Pharmacokinetics, Pharmacodynamics and Safety of Tolvaptan, A Novel, Oral, Selective Nonpeptide AVP V₂-receptor Antagonist: Results of Single- and Multiple-Dose Studies in Healthy Japanese Male Volunteers

Single- and multiple-dose studies were conducted to assess the pharmacokinetics, pharmacodynamics and safety of tolvaptan in healthy Japanese subjects.

All studies were single-center, randomized, placebo-controlled, single-blind or double-blind. In an ascending single-dose study, subjects were given a single oral dose of 15–120 mg tolvaptan or placebo. In multiple-dose studies, subjects were given 30, 60, 90 or 120 mg tolvaptan or placebo once daily for 7 days.

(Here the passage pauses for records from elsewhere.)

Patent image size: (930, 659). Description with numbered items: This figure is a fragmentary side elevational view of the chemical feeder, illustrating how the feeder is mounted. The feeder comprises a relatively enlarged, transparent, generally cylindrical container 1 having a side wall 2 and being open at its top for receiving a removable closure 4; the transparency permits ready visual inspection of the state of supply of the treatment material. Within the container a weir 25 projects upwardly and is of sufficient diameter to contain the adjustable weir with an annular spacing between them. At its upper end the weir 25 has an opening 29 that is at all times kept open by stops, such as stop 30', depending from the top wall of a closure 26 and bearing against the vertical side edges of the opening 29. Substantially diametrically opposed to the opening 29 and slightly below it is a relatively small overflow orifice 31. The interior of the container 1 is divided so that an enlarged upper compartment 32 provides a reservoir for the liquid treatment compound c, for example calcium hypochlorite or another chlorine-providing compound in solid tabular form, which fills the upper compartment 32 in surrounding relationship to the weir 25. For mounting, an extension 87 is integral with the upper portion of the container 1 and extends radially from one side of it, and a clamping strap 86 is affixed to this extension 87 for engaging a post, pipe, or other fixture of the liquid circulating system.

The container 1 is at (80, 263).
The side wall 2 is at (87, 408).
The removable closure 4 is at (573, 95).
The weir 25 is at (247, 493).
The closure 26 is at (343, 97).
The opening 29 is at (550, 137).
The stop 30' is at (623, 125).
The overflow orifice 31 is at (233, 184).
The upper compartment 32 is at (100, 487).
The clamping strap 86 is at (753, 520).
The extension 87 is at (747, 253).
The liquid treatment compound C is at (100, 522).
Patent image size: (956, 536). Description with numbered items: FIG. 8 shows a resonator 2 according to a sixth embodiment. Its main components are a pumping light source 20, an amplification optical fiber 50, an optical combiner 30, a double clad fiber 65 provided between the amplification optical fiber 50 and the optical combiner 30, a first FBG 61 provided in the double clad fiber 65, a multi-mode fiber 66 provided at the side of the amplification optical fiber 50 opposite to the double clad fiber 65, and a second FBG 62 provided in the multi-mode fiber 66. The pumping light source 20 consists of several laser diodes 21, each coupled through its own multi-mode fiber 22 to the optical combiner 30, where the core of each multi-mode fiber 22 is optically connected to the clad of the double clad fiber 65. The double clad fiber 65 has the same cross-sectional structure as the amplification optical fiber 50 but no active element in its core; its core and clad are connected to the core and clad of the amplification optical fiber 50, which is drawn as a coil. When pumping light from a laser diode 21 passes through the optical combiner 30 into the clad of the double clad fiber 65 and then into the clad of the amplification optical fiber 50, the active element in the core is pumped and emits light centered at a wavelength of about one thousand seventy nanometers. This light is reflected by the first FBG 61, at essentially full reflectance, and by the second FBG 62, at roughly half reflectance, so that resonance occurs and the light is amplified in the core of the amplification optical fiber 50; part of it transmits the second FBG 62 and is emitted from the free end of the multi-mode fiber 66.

After a single dose of 15–120 mg tolvaptan, the maximum plasma concentration (C_max) and the area under the plasma concentration-time curve from zero to time t (AUC_t) increased dose-dependently, and increases in AUC_t were dose-proportional. Increases in 24-hour cumulative urine volume were dose- and AUC_24hr-dependent. Urine excretion rates reached a maximum within 2–4 h after dosing. The maximal urine excretion rates increased dose-dependently, and appeared to reach a plateau at doses≥ 60 mg. A decrease in urine osmolality and an increase in free water clearance indicated an aquaretic effect of tolvaptan. Serum sodium concentrations were increased by tolvaptan and were higher than that with placebo, even 24 h after dosing, while serum potassium concentrations were unchanged. No tolvaptan accumulation was found after multiple dosing for 7 days. Although 24-hour cumulative urine volume following multiple dosing slightly decreased, a sustained diuretic effect was observed throughout the dosing period. The most common adverse event was mild thirst.

Single and multiple oral doses of tolvaptan exhibited dose-dependent aquaretic effects. Tolvaptan was well tolerated at all doses tested.